Pour une image corporelle positive chez les ados
Parler de l’image corporelle avec les jeunes pour renforcer leurs compétences de vie et améliorer leur santé? C’est ce que propose un nouveau programme développé dans un premier temps pour les écoles du Jura et du Valais.
Par Tania Schindelholz avec les équipes du programme #MOICMOI de la Fondation O2 et Promotion Santé Valais
Réseaux sociaux, publicité, télévision : à l’heure actuelle, le culte de la beauté est présent partout. Le modèle de beauté unique, vantant minceur pour les femmes et hypermusculature pour les hommes, envahit l’espace public depuis longtemps et renforce ainsi les normes sociales de minceur imposées dans les médias. Comment développer une image corporelle positive lorsque l’on est confronté sans cesse à ces normes et influencé-e quotidiennement par les médias, la publicité, mais également les pairs et la famille ? C’est dans ce contexte que s’est développé le programme #MOICMOI [1], dont le but est de renforcer l’image corporelle positive en travaillant sur les compétences de vie. Développé pour les écoles dans les cantons du Valais et du Jura, ce projet propose une formation et des moyens d’enseignement compatibles avec le Plan d’études romand (PER) visant à reconnaître l’influence des modèles de beauté sur l’image corporelle, à renforcer l’estime de soi et à encourager l’adoption de saines habitudes de vie.
Préoccupation excessive à l’égard du poids
Depuis plusieurs années, les programmes de promotion de la santé visent à développer des conditions-cadres permettant d’acquérir des comportements positifs en matière de santé. De nombreux cantons ont ainsi mis sur pied des programmes d’action cantonaux, avec le soutien de Promotion Santé Suisse. Ces programmes ont pour objectifs de favoriser des habitudes de vie positives, en prévention du surpoids et de l’obésité. Les dernières données éditées par Promotion Santé Suisse [2] montrent que ces deux problématiques sont en léger recul, ce qui semble prouver l’efficacité des interventions réalisées dans les cantons. Cependant, une nouvelle problématique gagne du terrain : celle de la préoccupation excessive à l’égard du poids.
On constate en effet que de nombreux jeunes sont insatisfaits de leurs corps. En Suisse romande, seules 39% des adolescentes estiment avoir la silhouette idéale, de même que 37% des garçons [3]. Alors qu’environ un-e jeune sur six est en surpoids en Suisse, près d’un-e jeune sur deux se préoccupe de manière excessive de son poids.
L’image corporelle, un facteur de santé
Cette préoccupation excessive devrait donc être davantage prise en considération dans les interventions et programmes de promotion de la santé. Notamment parce qu’elle a un impact majeur sur l’image corporelle, qui peut être définie comme «la perception qu’a une personne de son propre corps. Cette perception inclut les pensées, les jugements, les émotions et les sensations à l’égard de son corps » (EquiLibre, 2012). L’image corporelle est également liée au regard des autres et à l’image que l’on croit que les autres perçoivent. Plusieurs facteurs agissent sur le développement de l’image corporelle :
- Les caractéristiques physiques (âge, poids, apparence, croissance, sexe, etc.)

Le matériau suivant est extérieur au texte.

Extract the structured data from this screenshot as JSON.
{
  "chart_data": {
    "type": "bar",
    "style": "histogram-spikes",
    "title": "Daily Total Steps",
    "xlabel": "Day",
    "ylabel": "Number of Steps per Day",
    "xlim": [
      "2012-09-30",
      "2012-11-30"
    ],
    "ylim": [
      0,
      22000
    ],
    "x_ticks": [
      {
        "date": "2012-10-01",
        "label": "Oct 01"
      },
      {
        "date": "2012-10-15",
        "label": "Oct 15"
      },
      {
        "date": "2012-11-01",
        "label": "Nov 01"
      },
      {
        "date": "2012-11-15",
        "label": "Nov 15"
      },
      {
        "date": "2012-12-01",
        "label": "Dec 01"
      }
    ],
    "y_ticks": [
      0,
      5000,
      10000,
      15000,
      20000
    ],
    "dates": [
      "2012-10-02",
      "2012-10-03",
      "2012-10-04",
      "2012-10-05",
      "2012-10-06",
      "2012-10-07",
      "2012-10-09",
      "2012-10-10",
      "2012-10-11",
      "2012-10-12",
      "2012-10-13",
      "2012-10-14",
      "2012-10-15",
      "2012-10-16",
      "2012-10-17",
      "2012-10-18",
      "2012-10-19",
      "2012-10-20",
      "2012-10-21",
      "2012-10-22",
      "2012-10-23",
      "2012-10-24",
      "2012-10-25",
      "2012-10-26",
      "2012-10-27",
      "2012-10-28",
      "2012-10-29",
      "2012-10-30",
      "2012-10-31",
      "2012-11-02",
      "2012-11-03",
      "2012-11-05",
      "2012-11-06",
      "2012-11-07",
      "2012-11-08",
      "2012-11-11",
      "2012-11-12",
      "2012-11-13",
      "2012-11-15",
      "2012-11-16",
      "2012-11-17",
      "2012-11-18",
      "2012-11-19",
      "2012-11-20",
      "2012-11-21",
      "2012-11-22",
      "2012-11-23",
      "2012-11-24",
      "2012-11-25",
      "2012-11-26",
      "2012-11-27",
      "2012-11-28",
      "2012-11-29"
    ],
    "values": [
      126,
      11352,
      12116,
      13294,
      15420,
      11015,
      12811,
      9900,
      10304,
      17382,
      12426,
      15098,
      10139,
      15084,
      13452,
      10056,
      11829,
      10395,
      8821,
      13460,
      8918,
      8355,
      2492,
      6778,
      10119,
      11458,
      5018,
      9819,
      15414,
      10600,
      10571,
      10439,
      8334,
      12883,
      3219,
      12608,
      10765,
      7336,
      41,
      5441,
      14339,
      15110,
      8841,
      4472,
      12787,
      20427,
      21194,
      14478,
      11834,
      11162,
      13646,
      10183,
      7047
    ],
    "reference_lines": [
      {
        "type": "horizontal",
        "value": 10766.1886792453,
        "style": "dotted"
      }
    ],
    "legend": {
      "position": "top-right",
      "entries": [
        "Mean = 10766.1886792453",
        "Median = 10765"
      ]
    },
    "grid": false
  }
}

- Les traits de personnalité, ou facteurs cognitifs/émotionnels (estime de soi, gestion des émotions, autonomie, etc.)
- Le comportement en lien avec la santé (habitudes de vie positives ou non)
- L’environnement socioculturel (socialisation culturelle, influence des normes sociales de minceur et de beauté par exemple, également influence des pairs et de la famille)
- Les expériences vécues (commentaires sur le corps, l’apparence ou le poids, moqueries, intimidation, isolement, etc.)
De fait, chacun développe une image corporelle en fonction de l’interaction entre ces facteurs. L’image corporelle peut ainsi devenir un facteur de protection ou de risque en matière de santé, selon qu’elle est positive ou négative. Un-e jeune avec une image corporelle positive développe par exemple une conception positive de son corps, peu importe son apparence. Il-elle est à même de respecter son corps et ses besoins, et de l’accepter tel quel. Et finalement, un-e jeune ayant une image corporelle positive sera plus à même de rejeter les idéaux corporels et normes sociales imposées dans les médias [4]. A l’inverse, un-e adolescent-e ayant une image corporelle négative perçoit son corps différemment de ce qu’il est réellement. Il-elle peut être amené-e à développer des habitudes de vie négatives (mise en place de régimes, absorption de produits anabolisants, etc.) pour modifier son corps. Son insatisfaction corporelle est élevée et il-elle peut ressentir de la haine à l’égard de son propre corps.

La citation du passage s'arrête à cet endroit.